Technically, Expro has its head office in the Reading, UK but its CEO and CFO are based in Houston. Similarly, Frank’s has its official head office in The Netherlands but its operational head office is in west Houston. Frank’s is publicly-traded, while Expro was a UK public company until it was taken private by a private equity consortium in 2008. Expro later filed for a pre-packaged Chapter 11 bankruptcy in December 2017.
Expro is a leading provider of well flow optimization solutions, while Frank’s is a leader in tubular running and other services related to well construction. The combined business had revenues of about $1.1 billion in 2020.
Expro in charge
Although it has been billed as a merger, it is Expro that is taking over Frank’s. Expro shareholders will own 65% of the combined business and the Expro CEO Mike Jardon and the Expro CFO Quinn Fanning (ex CFO of Tidewater) will take over those roles in the combined business. The business will be renamed Expro Group, though Frank’s will be kept as a brand name.

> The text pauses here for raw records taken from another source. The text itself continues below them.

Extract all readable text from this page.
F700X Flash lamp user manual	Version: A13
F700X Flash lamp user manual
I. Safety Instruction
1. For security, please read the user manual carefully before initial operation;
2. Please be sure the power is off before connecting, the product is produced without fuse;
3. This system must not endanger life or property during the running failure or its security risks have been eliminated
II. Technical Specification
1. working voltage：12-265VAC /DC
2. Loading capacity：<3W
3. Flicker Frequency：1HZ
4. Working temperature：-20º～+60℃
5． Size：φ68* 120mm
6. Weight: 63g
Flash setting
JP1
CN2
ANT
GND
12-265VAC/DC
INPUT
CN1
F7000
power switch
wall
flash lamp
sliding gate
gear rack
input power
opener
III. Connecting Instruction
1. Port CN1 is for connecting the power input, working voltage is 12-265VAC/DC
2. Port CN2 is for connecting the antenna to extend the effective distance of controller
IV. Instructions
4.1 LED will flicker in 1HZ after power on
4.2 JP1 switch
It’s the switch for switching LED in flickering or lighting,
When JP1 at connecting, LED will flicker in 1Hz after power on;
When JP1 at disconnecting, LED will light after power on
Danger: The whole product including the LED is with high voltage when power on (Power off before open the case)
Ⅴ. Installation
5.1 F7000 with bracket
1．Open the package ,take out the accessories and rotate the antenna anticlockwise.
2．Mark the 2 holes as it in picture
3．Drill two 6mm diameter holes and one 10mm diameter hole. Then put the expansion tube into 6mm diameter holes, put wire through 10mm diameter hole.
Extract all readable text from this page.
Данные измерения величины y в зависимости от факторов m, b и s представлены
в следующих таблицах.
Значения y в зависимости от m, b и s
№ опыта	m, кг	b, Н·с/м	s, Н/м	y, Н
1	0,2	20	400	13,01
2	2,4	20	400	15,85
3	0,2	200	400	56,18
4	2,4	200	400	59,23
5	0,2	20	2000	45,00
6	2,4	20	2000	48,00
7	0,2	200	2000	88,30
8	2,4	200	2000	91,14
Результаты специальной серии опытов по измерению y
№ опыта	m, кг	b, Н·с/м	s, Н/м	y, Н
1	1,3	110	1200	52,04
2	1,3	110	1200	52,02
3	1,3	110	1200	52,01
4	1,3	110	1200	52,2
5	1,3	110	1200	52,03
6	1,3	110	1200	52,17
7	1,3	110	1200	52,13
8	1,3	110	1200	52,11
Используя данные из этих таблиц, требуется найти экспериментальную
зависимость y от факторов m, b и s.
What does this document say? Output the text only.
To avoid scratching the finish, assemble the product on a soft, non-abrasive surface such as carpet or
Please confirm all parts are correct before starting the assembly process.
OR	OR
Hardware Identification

In 2020, Expro made $98 million adjusted EBITDA on $675 million revenue. Frank’s only had EBITDA of $9 million on $390 million revenue. Frank’s went public in 2013 and has been dysfunctional ever since. When current CEO Mike Kearney was appointed to that role in September 2017, he was the fourth CEO in three years. Likewise, Melissa Cougle became the third CFO in just over four years when she was appointed in May 2019.
Frank’s CEO becomes Chairman
Mr. Kearney will become Chairman of the combined group. As a result of him giving up the CEO position, all his outstanding equity awards will vest. The company didn’t quantify the amount but it is likely to be worth a few million.
There was no word on the fate of Ms. Cougle or the other executive officers of Frank’s.
The companies expect to realize annualized savings of $70 million, with $40 million from support and indirect costs and $10 million from rationalizing facilities.
The deal is expected to close in the third quarter.